I think it is pretty normal for pre-teens to go through a stage like this. I didn't tell my parents but I went through a time where I was afraid and I couldn't really explain it.
Be loving, be understanding give him what he needs and know that it will pass.
second thing...
My husband grew up overseas surrounded by an animistic culture. I know the concept of spirits or demons is controversial but when one lifts your bunk-bed off the ground you start believing in them! In our house we would take this seriously and pray over the room and cast out the spirit. We personally do not believe that the spirits of our deceased loved ones come back to hang around on earth. We do believe that evil spirits can come in the form of something or someone else though and thus we would take steps to expel any spirit from our home.
I can't tell you what to do because I don't know your family's background and beliefs, but dh and I would take statements like that seriously.
Jenny in Atl
05-30-2008, 01:55 PM
My dd12 suffers from anxiety attacks at night from time-to-time. It runs in the family so I recognized it quickly. We handle it by helping her face the fear. By letting her know that the feeling won't hurt her and that she is ok, that it is a fear and nothing more. Anxiety can make you feel like you are dying, and to a young adult, this is very scary. I also let her sleep with her sister if she is feeling really bad or stay with her till she falls asleep.
I see nothing wrong with letting him stay with you or you sitting with him till he falls asleep. Let him talk about it but don't make him if he does not want to. There are web sites to help you if you feel he is getting worse. I'm not a fan of meds, but in some cases they are a help.
:grouphug:
yslek
05-30-2008, 02:09 PM
I've had trouble falling asleep for years. It was only recently that I realized it was (is) anxiety. (Though not always about something fearful; often, I just can't turn my thoughts off.) After reading The Mood Cure I started taking 50 mg of 5-HTP at bedtime, and I can sleep! The crazy anxious thoughts are gone.:party: I have no idea, however, if this would be safe/appropriate for a child. It may help to acknowledge your dd's fears, and going to her room with her to see what she's talking about. (:confused:) Just a thought.
Kelsy
mom42terrificgirls
05-30-2008, 05:32 PM
We have even sent her to a counselor. She insists there are spirits (4 black, one white) in her room and the front of the house. We are Christians and have read Psalms and left her Bible open to Psalms at night. We used a sound machine for awhile, but it wasn't really effective. She sleeps in our room occasionally or on the couch.
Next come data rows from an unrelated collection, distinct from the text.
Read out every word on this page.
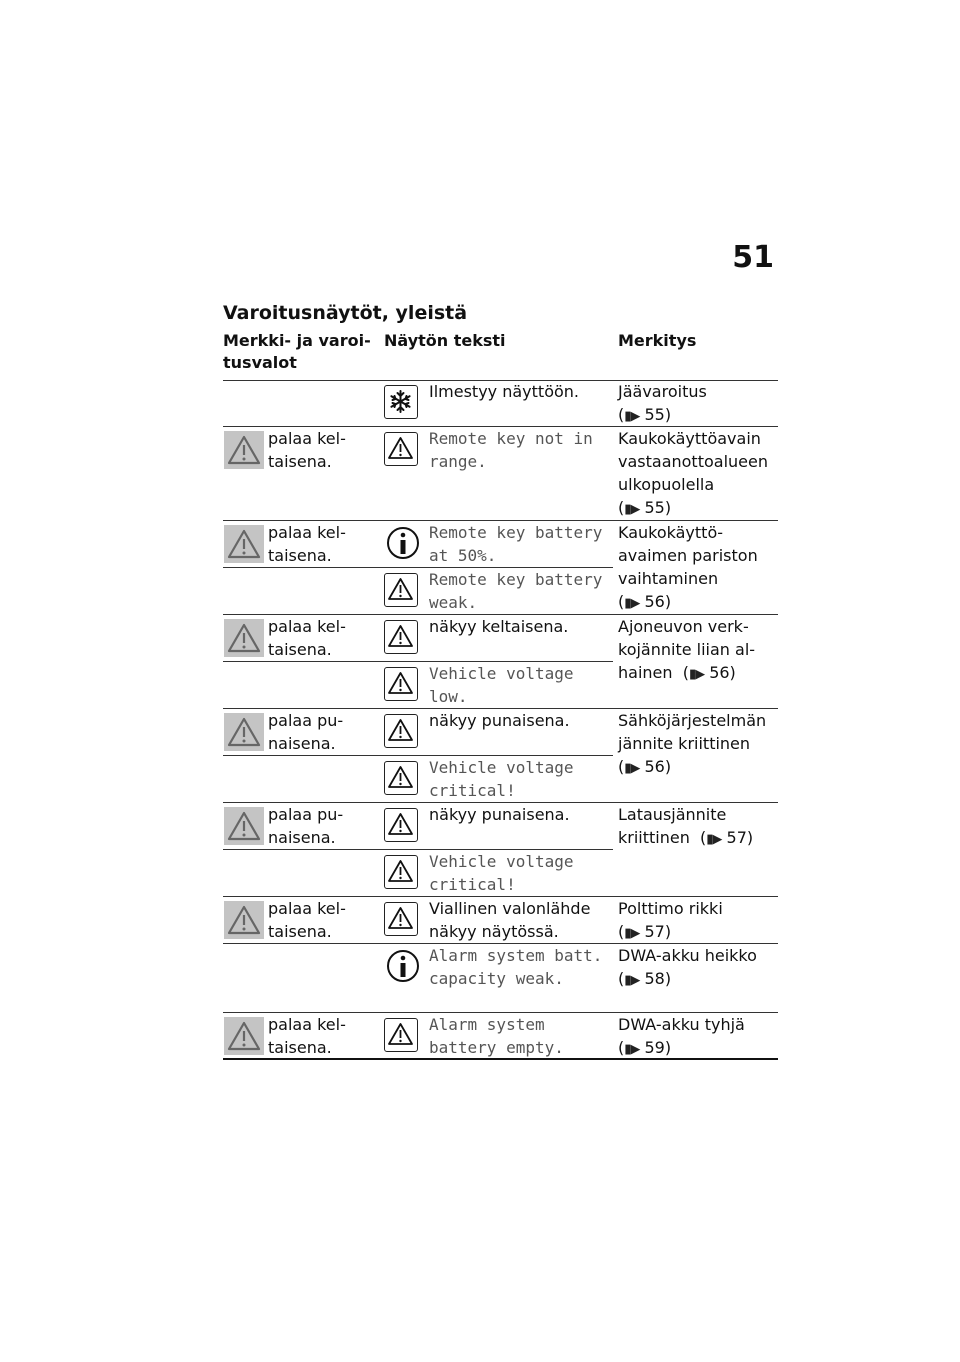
51
Varoitusnäytöt, yleistä
Merkki- ja varoitusvalot
Näytön teksti	Merkitys
Ilmestyy näyttöön.	Jäävaroitus
(▮▶ 55)
palaa keltaisena.
Remote key not in range.
Kaukokäyttöavain vastaanottoalueen ulkopuolella
(▮▶ 55)
palaa keltaisena.
Remote key battery at 50%.
Remote key battery weak.
Kaukokäyttöavaimen pariston vaihtaminen
(▮▶ 56)
palaa keltaisena.
näkyy keltaisena.
Vehicle voltage low.
Ajoneuvon verkkojännite liian alhainen  (▮▶ 56)
palaa punaisena.
näkyy punaisena.
Vehicle voltage critical!
Sähköjärjestelmän jännite kriittinen
(▮▶ 56)
palaa punaisena.
näkyy punaisena.
Vehicle voltage critical!
Latausjännite kriittinen  (▮▶ 57)
palaa keltaisena.
Viallinen valonlähde näkyy näytössä.
Polttimo rikki
(▮▶ 57)
Alarm system batt. capacity weak.
DWA-akku heikko
(▮▶ 58)
palaa keltaisena.
Alarm system battery empty.
DWA-akku tyhjä
(▮▶ 59)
As long as she is not in the back of the house she is fine. We have even discussed moving her room to the guest room in front of the house.
RoughCollie
05-30-2008, 08:04 PM
Our DD slept on the floor in our room for several years because she was too scared to sleep alone in her room. Her imagination got the best of her, exacerbated by her brothers' delight in scaring her death with their stories of monsters. She had to go to sleep first, while everyone else was upstairs and still awake, with someone in her room, in order to be able to sleep in her room.
Eventually it became obvious, even to me, that she no longer needed this, and I sent her to her own room, where she has happily slept every night since.